[Versions] Versioning the DAG to remove the need for premature round advancement
I gave some thought to the problem of advancing rounds with zero-blocks. A potential solution is to decouple batch certification from the DAG. Instead, a primary can chose to either advance a round or "version" the round. Versioning means that the primary sends a new block for the same round Block(R.version_number) which extends the previous block. If it gets certified it can be proposed upstream
When the primary advances their round they make sure to use as a parent their last version block of the previous round in order to make sure the DAG does not have many dangling blocks.
Potential benefits of this proposal is that:
- No empty blocks are made in order to help the liveness of transactions
- No empty blocks made means that the primary no longer races with the workers for the NIC since rounds do not advance unless the worker has sent at least one batch out.
- Backpressure becomes less complex as advancing a dag-round is merely a local decision
So it means that if a primary is ready to advance round (ie. it has 2f+1 certificates from the previous round) but has no payload to propose, it can instead propose a new version of the current round (rather than advancing round)?
The exact opposite. When a node has transactions to propose but not enough parents, they propose a new version of this round.
Got it. So this prevents us from having a potentially always-growing backlog of batch digests on the primary of popular nodes. Popular nodes are nodes that always have abundant client's transactions and thus always produce non-empty batches.
Did I get it correctly? If so, aren't we getting the properties you mentioned at the cost of increasing latency (which may be a fine tradeoff)?
We can still put a max_delay to get empty blocks, but this is mostly useful for Narwhal as a mempool otherwise we also slow down coinflips.

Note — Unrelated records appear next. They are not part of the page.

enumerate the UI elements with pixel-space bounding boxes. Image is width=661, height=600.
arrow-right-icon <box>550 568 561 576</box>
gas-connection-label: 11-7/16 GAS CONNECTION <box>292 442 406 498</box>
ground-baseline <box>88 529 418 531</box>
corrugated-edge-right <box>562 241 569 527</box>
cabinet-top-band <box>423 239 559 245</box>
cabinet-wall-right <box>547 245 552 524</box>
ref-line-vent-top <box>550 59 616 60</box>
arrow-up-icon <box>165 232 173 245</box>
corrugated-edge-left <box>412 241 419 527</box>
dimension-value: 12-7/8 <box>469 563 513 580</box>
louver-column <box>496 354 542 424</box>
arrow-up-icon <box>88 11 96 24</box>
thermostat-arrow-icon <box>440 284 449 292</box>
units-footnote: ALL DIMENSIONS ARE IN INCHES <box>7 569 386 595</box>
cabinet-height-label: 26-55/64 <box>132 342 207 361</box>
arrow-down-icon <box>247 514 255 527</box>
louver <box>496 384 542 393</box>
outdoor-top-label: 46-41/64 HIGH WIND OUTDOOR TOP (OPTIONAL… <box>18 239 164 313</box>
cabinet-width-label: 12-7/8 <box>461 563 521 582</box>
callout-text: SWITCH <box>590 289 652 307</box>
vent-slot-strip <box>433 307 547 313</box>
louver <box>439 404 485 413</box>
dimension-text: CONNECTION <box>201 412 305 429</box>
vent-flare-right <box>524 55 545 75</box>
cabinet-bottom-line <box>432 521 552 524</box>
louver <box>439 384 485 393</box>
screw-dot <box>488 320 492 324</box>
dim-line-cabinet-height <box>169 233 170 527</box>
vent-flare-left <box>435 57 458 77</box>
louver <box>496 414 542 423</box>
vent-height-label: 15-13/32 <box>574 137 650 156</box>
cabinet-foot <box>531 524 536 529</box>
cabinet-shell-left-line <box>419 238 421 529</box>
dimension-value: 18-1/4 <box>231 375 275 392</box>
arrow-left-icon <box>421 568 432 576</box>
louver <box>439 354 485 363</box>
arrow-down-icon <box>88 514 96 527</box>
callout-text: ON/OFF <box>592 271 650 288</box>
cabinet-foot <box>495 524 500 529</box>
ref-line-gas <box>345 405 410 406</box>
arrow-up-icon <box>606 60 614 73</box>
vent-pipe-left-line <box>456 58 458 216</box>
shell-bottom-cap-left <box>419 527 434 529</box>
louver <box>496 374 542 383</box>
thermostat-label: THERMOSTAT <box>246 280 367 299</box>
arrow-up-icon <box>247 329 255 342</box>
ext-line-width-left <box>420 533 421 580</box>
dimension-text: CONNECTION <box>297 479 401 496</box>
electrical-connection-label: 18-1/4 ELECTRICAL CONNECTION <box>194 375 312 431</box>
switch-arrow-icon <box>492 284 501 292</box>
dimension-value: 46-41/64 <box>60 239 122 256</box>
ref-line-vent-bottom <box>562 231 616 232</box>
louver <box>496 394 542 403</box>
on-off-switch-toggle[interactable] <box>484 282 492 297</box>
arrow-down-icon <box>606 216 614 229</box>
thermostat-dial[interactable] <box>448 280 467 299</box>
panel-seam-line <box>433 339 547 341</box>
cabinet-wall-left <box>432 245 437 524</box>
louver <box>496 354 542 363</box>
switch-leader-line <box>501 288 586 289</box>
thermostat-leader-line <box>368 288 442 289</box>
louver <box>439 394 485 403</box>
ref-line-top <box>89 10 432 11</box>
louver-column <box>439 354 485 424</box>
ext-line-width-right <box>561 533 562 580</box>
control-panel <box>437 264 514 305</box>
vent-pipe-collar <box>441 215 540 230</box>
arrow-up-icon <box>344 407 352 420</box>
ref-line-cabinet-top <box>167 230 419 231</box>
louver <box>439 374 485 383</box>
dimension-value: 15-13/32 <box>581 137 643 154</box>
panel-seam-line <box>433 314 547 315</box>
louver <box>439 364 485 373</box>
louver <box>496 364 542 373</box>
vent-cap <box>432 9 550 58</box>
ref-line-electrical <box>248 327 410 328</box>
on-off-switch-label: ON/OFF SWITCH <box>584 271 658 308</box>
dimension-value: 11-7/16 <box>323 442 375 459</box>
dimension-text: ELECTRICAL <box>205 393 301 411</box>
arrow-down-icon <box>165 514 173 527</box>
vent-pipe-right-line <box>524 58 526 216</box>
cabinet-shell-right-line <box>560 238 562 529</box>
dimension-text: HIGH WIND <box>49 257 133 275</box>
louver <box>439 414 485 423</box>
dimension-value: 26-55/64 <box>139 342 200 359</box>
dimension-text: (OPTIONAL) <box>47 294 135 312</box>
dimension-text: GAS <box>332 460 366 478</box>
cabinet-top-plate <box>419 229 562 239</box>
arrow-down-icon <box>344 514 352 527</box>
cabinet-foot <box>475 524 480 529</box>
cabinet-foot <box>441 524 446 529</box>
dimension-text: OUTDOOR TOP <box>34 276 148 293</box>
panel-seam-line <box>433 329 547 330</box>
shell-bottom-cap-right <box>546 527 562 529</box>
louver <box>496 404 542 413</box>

To answer your question, yes this could increase latency if the load is so imbalanced that >f nodes do not have any transactions for a long time.
Got it. Indeed I see the direct benefit for Narwhal as mempool. For Bullshark/Tusk it is more delicate indeed (but once in the codebase, it may as well be used).
There is already a timer for that. We currently only produce empty-headers if we receive (i) a quorum of parent certificates, and (ii) the timer triggers. This timer is configurable through the system's parameters.